L’ouverture d’un DMP se reporte-t-elle automatiquement sur les ayants droit, notamment les enfants ?

«   Avant la mise à disposition des numéros d’inscriptions au répertoire de la Sécurité sociale, les interfaces de programmation ne permettaient d’ouvrir un DMP que pour les assurés. Désormais, et avec la version 2.0 de l’application Kapelse (voir Repères ci-contre), on peut ouvrir un DMP pour l’assuré et pour tous les bénéficiaires présents sur sa carte Vitale   », informe Denis Supplisson.

Peut-on ouvrir un DMP pour un étudiant ? Un indépendant ? Un mineur ?

La Cnam a prévu que tout bénéficiaire d’un régime de Sécurité sociale (majeur ou mineur) peut bénéficier, s’il le souhaite, d’un DMP. L’ouverture d’un DMP pour un enfant mineur revient au titulaire de l’autorité parentale, sauf si le mineur de 16 ans et plus est émancipé.

Les établissements de santé ont-ils la possibilité d’alimenter les DMP ?

Oui, et ce de façon automatique, directement depuis leur dossier patient informatisé. Pour cela, ils doivent identifier, en commission médicale d’établissement, les documents à ajouter aux DMP de leurs patients.

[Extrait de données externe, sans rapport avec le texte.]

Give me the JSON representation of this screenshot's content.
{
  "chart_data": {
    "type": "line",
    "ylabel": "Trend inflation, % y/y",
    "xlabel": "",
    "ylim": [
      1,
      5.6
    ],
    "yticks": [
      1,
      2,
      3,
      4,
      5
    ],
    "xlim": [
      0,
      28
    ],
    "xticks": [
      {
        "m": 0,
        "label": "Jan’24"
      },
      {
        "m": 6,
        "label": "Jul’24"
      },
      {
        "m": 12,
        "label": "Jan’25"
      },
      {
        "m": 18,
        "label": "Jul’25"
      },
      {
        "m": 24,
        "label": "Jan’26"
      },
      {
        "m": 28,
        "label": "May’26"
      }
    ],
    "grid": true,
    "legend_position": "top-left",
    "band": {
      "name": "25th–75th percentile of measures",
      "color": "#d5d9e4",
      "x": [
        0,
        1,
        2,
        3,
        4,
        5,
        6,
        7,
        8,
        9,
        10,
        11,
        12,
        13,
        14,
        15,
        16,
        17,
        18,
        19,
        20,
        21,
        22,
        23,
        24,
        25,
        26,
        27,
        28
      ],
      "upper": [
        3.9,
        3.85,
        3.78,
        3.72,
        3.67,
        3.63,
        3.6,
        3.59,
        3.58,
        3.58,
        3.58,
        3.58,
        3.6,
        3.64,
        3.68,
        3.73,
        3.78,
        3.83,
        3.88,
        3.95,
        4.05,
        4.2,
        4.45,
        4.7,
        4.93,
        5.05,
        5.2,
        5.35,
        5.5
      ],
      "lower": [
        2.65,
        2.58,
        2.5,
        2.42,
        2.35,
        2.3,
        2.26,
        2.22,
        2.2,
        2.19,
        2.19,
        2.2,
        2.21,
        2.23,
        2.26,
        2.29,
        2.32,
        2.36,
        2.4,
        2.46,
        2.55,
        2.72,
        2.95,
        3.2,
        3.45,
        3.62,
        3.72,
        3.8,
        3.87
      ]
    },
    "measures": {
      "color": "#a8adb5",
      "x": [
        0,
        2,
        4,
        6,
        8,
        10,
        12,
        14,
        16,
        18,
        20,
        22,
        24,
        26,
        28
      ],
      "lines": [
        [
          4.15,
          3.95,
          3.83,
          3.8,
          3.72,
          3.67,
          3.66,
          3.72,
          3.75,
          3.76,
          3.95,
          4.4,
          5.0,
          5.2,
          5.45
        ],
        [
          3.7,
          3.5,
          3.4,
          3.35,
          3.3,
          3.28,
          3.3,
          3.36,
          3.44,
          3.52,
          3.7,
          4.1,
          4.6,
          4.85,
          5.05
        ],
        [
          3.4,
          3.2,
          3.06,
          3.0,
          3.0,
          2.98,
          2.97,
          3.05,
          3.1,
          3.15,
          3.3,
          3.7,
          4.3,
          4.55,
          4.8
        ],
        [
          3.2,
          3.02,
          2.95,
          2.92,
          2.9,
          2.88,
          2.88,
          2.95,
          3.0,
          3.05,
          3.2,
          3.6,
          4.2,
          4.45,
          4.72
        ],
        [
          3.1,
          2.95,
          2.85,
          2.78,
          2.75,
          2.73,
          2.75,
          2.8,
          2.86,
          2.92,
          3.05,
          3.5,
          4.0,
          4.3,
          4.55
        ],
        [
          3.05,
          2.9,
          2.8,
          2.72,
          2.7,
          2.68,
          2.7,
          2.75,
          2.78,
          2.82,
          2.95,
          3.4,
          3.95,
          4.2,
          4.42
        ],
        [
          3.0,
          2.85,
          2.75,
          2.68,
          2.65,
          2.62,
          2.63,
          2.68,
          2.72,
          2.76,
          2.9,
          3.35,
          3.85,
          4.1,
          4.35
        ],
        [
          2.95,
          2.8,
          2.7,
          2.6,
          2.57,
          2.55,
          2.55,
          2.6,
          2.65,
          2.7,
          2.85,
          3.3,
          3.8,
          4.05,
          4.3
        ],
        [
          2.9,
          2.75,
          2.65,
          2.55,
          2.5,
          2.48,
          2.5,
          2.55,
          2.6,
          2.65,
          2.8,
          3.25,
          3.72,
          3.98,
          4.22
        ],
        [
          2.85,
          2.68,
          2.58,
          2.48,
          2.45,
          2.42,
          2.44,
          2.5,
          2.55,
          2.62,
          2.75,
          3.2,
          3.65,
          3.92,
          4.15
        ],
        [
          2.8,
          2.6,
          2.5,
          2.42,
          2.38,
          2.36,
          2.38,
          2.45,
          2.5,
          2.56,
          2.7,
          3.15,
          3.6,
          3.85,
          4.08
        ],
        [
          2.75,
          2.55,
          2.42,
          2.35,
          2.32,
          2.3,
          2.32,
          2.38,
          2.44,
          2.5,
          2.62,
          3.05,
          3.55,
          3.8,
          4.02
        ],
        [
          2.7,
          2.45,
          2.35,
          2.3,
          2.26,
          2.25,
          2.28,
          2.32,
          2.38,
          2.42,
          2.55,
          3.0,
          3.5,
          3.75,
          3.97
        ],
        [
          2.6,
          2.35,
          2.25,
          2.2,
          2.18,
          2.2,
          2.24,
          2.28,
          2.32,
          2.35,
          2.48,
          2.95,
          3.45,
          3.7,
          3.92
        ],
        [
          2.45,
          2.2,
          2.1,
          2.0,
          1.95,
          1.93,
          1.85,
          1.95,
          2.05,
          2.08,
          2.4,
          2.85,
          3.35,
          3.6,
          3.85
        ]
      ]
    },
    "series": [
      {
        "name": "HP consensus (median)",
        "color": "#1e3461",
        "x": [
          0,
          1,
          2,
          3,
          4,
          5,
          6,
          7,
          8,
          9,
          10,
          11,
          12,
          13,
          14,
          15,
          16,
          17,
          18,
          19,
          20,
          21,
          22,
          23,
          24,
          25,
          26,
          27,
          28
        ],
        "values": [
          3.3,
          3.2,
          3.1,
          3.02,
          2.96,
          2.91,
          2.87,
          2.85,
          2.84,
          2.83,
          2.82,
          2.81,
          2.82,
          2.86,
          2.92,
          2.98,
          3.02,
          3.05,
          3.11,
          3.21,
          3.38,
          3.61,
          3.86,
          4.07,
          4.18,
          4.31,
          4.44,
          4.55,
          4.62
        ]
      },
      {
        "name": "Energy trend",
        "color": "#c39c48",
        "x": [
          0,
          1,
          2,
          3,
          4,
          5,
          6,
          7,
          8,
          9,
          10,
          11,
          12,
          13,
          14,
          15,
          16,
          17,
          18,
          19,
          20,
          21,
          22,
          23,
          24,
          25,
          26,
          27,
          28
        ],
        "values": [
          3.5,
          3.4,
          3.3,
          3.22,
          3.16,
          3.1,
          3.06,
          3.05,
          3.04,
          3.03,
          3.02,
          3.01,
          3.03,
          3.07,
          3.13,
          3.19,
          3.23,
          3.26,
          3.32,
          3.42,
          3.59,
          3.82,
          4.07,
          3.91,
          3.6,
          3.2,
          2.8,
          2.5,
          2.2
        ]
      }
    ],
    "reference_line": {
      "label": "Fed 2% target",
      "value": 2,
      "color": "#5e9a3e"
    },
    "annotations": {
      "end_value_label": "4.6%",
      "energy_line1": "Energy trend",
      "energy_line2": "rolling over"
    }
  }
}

Que ne permet pas le DMP ?

«   Le DMP n’est que la bibliothèque du patient sur sa santé. Ce n’est pas un outil de coordination des soins. Ce qui l’est, ce sont les messageries sécurisées de santé et les expérimentations sur le terrain de santé numérique   », nuance Gilles Bonnefond, président de l’Union des syndicats de pharmaciens d’officine (Uspo). Denis Supplisson ajoute : «   des images sont stockées dans le DMP, mais il n’est pas encore possible de les exploiter informatiquement à des fins d’analyses pharmaceutiques   ».

Le dossier pharmaceutique et le DMP peuvent-ils communiquer entre eux ?

La loi prévoit que le volet médicament du DMP soit celui du dossier pharmaceutique, mais pour l’instant, ce dernier et le DMP ne peuvent pas s’interconnecter, car ils n’utilisent pas les mêmes moyens d’identification. Le dossier pharmaceutique sera amené à évoluer. §

À RETENIR


•    Relancé le 6 novembre dans une nouvelle mouture, désormais généralisé à toute la France, le dossier médical partagé (DMP) doit améliorer la prise en charge des patients, limiter les interactions médicamenteuses et éviter les prescriptions d’examens redondants.

•   Les pharmaciens pourront y ajouter des documents et le consulter.

•   L’Assurance maladie, les laboratoires pharmaceutiques, les mutuelles, les banques et les assurances ne peuvent le consulter.

•   A chaque fois qu’un professionnel de santé accède à un DMP, son titulaire est averti de la connexion.